Rastrear. Ese era su trabajo. Tenía que alejarse de la imagen para que no le vieran y no supieran adonde había ido. Se movió, después olisqueó. El aire no era del todo fresco, pero no apestaba tanto como el aire de muchos pueblos. Aquí sólo había un ligero olor a orina recubriendo la hierba. No. El olor dominante era algo inidentificable y metálico. Entonces, sobre eso que captó el débil olor a un súbito miedo, y bajo eso… ¡perro!

Lobo sonrió ampliamente y saltó en dirección al olor. Pensando que su encargo se estaba volviendo más placentero por minutos.

***

Virginia se sentó lentamente. El cuerpo entero le dolía, pero la frente sobre todo. Se había caído de la bici antes, pero nunca se había estrellado y la herida nunca había ardido así. No había visto al perro hasta que fue demasiado tarde.

Le temblaban las manos. Les ordenó que dejaran de temblar, y una lo hizo. Fue la que utilizó para tocarse la frente. Estaba sangrando. Miró la sangre de sus dedos un momento, después decidió que no era suficiente como para preocuparse. Probablemente se había hecho un corte. Le había pasado antes.

Entonces miró la bici y gimió.

La rueda delantera estaba completamente combada. No había forma de que pudiera montar en ella y no había forma de que pudiera arreglarla. Aquí no.

Llegaría tarde a trabajar, pero al menos esta vez tenía una excusa.

La condición en que estaba la rueda significaba que había golpeado al perro bastante fuerte. Lo buscó, y vio un montón de pelaje dorado yaciendo junto al sendero.

Inmóvil.

- Oh, Dios mío -dijo-. ¡Lo he matado!

Nunca había matado a nada antes, ni siquiera accidentalmente. Se movió hacia él, y mientras lo hacía, el perro se retorció. No estaba muerto después de todo. Dejó escapar un pequeño suspiro y posó una mano sobre el suave pelaje.
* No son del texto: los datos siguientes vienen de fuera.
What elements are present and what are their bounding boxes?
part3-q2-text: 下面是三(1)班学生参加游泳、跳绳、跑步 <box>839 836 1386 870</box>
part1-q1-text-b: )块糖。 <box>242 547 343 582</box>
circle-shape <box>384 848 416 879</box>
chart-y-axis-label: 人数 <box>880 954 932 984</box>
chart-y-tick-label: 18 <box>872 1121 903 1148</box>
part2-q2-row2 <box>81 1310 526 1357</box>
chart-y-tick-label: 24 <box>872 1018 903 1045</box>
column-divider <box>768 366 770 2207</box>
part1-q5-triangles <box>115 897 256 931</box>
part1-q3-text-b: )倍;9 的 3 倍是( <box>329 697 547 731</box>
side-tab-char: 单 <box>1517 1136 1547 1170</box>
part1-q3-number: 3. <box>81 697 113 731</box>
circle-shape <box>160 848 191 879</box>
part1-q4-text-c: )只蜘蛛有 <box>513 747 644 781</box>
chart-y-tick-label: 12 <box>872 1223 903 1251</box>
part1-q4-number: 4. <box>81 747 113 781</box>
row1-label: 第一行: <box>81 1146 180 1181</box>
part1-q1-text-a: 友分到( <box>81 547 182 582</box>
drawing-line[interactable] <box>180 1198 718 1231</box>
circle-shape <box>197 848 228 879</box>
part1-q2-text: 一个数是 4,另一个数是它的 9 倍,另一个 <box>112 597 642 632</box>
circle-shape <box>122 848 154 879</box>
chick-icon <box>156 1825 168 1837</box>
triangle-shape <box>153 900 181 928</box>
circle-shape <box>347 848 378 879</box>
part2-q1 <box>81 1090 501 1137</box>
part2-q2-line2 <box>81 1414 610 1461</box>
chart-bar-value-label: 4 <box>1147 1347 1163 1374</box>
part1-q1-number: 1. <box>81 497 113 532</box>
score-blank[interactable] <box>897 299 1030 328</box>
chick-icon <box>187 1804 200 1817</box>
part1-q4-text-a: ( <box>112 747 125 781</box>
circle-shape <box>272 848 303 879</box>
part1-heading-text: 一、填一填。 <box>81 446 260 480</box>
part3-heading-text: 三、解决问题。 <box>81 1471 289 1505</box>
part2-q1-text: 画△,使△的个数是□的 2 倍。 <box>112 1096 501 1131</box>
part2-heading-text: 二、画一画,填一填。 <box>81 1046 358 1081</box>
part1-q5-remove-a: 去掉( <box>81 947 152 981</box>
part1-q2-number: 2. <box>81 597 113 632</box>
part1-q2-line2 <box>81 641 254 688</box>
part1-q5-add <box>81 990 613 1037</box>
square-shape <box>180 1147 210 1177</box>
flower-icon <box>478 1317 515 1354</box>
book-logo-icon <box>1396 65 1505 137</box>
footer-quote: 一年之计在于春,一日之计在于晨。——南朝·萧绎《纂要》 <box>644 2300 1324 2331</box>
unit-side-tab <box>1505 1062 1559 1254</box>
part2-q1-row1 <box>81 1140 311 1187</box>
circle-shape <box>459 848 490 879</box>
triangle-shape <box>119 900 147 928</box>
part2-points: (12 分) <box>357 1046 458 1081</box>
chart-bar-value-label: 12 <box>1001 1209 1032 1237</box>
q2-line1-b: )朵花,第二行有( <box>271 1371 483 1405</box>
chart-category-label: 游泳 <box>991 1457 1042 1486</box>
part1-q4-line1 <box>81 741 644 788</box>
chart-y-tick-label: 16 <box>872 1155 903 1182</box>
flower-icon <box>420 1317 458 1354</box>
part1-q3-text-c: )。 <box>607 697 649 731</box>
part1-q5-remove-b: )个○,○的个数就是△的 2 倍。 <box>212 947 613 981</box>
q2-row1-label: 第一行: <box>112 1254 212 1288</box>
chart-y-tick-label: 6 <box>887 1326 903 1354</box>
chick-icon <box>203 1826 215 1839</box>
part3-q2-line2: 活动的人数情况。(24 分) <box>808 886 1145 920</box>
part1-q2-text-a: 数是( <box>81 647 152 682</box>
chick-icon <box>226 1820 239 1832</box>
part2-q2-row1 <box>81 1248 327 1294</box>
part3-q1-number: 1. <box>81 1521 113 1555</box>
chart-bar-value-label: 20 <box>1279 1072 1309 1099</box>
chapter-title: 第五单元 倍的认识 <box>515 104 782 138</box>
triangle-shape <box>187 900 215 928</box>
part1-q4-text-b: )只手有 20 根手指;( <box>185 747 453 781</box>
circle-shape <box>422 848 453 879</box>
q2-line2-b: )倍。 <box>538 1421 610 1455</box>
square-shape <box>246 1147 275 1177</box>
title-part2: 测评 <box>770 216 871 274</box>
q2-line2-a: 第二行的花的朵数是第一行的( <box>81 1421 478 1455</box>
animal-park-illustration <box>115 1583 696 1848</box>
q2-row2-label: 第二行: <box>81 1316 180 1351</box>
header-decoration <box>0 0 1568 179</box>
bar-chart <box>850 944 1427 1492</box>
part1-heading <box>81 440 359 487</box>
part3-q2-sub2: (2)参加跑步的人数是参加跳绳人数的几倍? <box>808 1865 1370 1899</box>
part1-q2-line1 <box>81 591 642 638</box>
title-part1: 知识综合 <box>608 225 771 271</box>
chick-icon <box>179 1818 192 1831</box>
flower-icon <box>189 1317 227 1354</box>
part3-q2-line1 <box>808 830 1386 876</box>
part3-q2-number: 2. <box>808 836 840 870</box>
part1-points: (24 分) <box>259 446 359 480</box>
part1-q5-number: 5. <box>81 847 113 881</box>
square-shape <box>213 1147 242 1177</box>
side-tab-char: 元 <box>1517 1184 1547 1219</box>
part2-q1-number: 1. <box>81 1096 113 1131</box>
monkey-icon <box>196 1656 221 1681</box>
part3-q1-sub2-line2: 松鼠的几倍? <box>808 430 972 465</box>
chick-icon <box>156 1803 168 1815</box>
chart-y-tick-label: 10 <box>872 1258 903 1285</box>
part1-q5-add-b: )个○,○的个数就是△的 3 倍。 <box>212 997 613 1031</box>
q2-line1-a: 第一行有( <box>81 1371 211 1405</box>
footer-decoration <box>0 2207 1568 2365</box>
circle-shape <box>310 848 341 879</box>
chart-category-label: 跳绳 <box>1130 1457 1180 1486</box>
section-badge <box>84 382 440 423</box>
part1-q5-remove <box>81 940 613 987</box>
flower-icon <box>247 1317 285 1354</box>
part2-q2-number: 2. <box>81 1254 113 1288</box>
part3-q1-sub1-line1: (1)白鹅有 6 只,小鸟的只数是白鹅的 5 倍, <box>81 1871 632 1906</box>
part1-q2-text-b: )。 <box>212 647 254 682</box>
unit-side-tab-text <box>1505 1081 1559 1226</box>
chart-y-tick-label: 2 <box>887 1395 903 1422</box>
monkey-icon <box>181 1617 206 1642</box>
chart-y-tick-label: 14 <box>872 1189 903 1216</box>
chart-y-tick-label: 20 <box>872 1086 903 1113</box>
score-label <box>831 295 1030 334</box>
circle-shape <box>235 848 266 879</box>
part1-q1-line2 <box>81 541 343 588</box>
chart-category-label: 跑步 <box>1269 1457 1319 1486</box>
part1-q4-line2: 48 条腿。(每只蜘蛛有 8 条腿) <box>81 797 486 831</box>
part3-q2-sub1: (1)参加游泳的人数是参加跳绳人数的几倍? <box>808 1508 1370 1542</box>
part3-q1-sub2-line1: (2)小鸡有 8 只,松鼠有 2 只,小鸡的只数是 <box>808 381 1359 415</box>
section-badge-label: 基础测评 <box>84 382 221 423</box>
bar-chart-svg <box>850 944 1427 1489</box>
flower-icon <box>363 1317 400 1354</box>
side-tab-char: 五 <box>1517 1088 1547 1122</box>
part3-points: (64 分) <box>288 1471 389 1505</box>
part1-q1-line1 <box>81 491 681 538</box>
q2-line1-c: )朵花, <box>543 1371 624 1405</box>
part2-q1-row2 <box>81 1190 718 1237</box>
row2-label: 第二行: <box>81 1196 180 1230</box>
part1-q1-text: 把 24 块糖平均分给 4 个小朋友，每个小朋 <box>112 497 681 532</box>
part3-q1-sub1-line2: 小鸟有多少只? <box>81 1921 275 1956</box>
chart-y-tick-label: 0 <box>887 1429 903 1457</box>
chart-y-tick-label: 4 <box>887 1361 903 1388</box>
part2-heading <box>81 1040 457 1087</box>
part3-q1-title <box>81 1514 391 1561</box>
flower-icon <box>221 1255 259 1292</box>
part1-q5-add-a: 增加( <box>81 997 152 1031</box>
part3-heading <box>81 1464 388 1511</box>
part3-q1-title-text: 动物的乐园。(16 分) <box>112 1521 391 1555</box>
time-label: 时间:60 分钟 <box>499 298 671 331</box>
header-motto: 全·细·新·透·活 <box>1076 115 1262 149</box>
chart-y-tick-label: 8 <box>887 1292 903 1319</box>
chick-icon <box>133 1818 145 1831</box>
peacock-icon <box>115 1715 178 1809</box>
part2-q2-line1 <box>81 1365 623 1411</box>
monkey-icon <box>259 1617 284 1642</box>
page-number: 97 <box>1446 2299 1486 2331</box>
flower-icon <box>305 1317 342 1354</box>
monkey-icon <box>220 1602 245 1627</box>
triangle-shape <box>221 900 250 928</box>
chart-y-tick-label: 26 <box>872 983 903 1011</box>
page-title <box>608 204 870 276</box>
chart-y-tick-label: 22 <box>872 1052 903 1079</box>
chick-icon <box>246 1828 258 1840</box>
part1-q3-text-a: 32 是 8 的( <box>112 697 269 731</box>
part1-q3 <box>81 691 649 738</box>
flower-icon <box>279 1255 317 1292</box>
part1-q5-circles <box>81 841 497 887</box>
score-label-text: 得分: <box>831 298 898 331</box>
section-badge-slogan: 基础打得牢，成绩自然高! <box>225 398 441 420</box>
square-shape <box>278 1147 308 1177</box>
El perro levantó la mirada hacia ella con unos ojos sorprendentemente inteligentes.

- ¿Estás bien? -preguntó mientras palpaba a través del pelaje, buscando huesos rotos, sangre, cualquier cosa que requiriera cuidado inmediato. No encontró nada.

- ¿Dónde está tu dueño? -Miró sobre su hombro. Un perro bien cuidado como éste normalmente tenía a alguien que lo llevara con una correa. ¿O se habría escapado? Eso no le iría a ella nada bien. Tenía que haber millones de perros en la ciudad de Nueva York. Eso significaba que había millones de propietarios de perros, y todos ellos llevaban a sus perros a este parque. ¿Cómo iba a encontrar al propietario adecuado?

¿Cómo iba a llevar a este perro al trabajo?

Palpó alrededor del cuello, pero por supuesto, el perro no llevaba collar. Alguna gente era tan irresponsable.

- ¿Por qué no tienes collar, hmm? -preguntó.

El perro pareció tranquilizarse con su voz. Se movió también, y cuando lo hizo comprendió que era un “él”.

Tras ella, oyó un aullido bajo, como un lobo. El vello de su nuca realmente se puso de punta. Incluso el perro pareció alarmado. Entonces comprendió lo precario de su posición. Una mujer sola en el parque después de oscurecer, en una zona boscosa apartada. No había auténticos lobos en Manhattan, pero los lobos humanos eran igualmente peligrosos.

Miró al perro y él la miró a ella. Aparentemente ahora se pertenecían, al menos por esta noche. Se levantó, recogió su bici, y enderezó la rueda combada lo bastante como para poder arrastrarla.

El perro se levantó con ella, y cuando Virginia se apresuró a salir del parque, él la siguió de buena gana.